While most pregnancies and births are uneventful, all pregnancies are at risk. So the sooner these potentially life-threatening complications are detected, the better. Machine Learning algorithms could be used to predict Antenatal Risk Stratification - this is the process of identifying pregnant women who are at high risk of developing complications during pregnancy, such as preterm delivery, preeclampsia, gestational diabetes, etc. using predictor variables like maternal age, gestational age, BMI, blood pressure, hemoglobin levels, and urine protein levels.
While machine learning algorithms offer great promise for improving healthcare outcomes in The Gambia, there are also challenges and considerations that must be addressed. In the next section, we will explore some of these challenges and discuss ways to address them.
One key challenge is the availability and quality of data. Machine learning algorithms rely on large amounts of data to identify patterns and relationships, but in some cases, such data may be limited or of poor quality. In The Gambia, there may be challenges with data collection and management, which can impact the effectiveness of machine learning algorithms.

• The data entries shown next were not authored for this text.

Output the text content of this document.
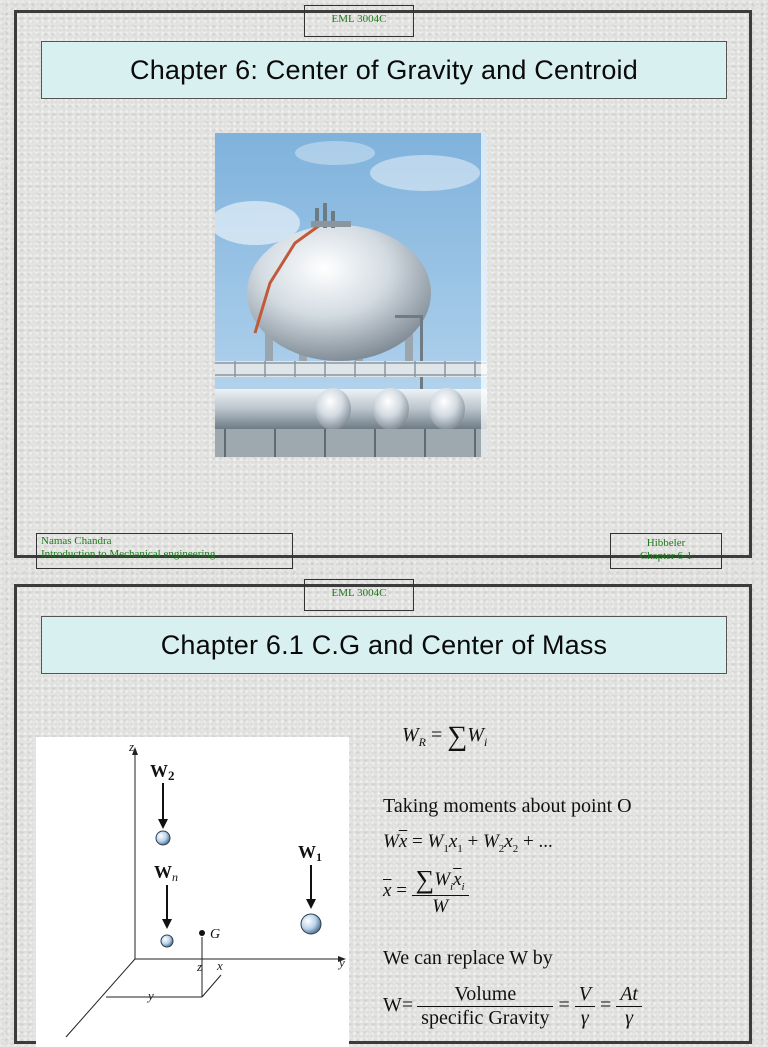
EML 3004C
Chapter 6: Center of Gravity and Centroid
Namas Chandra
Introduction to Mechanical engineering
Hibbeler
Chapter 6-1
EML 3004C
Chapter 6.1 C.G and Center of Mass
z
y
W2
Wn
W1
G
z x
y
$W_R = \sum W_i$
Taking moments about point O
$W\overline{x} = W_1x_1 + W_2x_2$ + ...
$\overline{x} = \frac{\sum W_i\overline{x}_i}{W}$
We can replace W by
$W= \frac{\text{Volume}}{\text{specific Gravity}} = \frac{V}{\gamma} = \frac{At}{\gamma}$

Another challenge is the potential for bias in machine learning algorithms. While algorithms themselves do not have personal experiences or cultural biases, the data used to train them may reflect biases in the healthcare system or society at large. For example, if historical data used to train a machine learning algorithm reflects biases in the diagnosis and treatment of certain groups, the algorithm may perpetuate those biases in its future decision-making.
Finally, it's important to consider the role of healthcare professionals in using machine learning algorithms. Machine learning algorithms can augment the decision-making process, but they should not replace the human expertise and judgment of healthcare professionals. It's important to ensure that healthcare professionals receive training on how to use machine learning algorithms effectively and ethically and that they remain involved in the decision-making process.
The traditional healthcare decision-making process in The Gambia faces several challenges due to limited resources, shortage of healthcare professionals, and cognitive biases and noise in decision-making processes. Machine learning algorithms offer a promising solution to reduce biases and noise in decision-making processes, leading to more consistent and accurate diagnoses and treatment plans. By leveraging large amounts of data, machine learning algorithms can help identify patterns and relationships that may be difficult for humans to detect, leading to improved healthcare outcomes. However, challenges such as the availability and quality of data, the potential for bias in machine learning algorithms, and the importance of involving healthcare professionals in the decision-making process must be addressed.
Despite these challenges, the most prominent potential of using ML algorithms is in helping to close the doctor-patient gap in the country. So instead of only focusing on training more doctors in medical school and they end up leaving the country anyway for greener fields, we can focus on training Machine Learning models to augment doctors, increase both the speed and accuracy of medical diagnosis and eventually lead to better and more affordable health outcomes.
PS: In case you're skeptical of the potential of Machine Learning. Every research where a model is pitched against a doctor, the model always comes on top (accuracy, noiselessness, limited biases, etc.).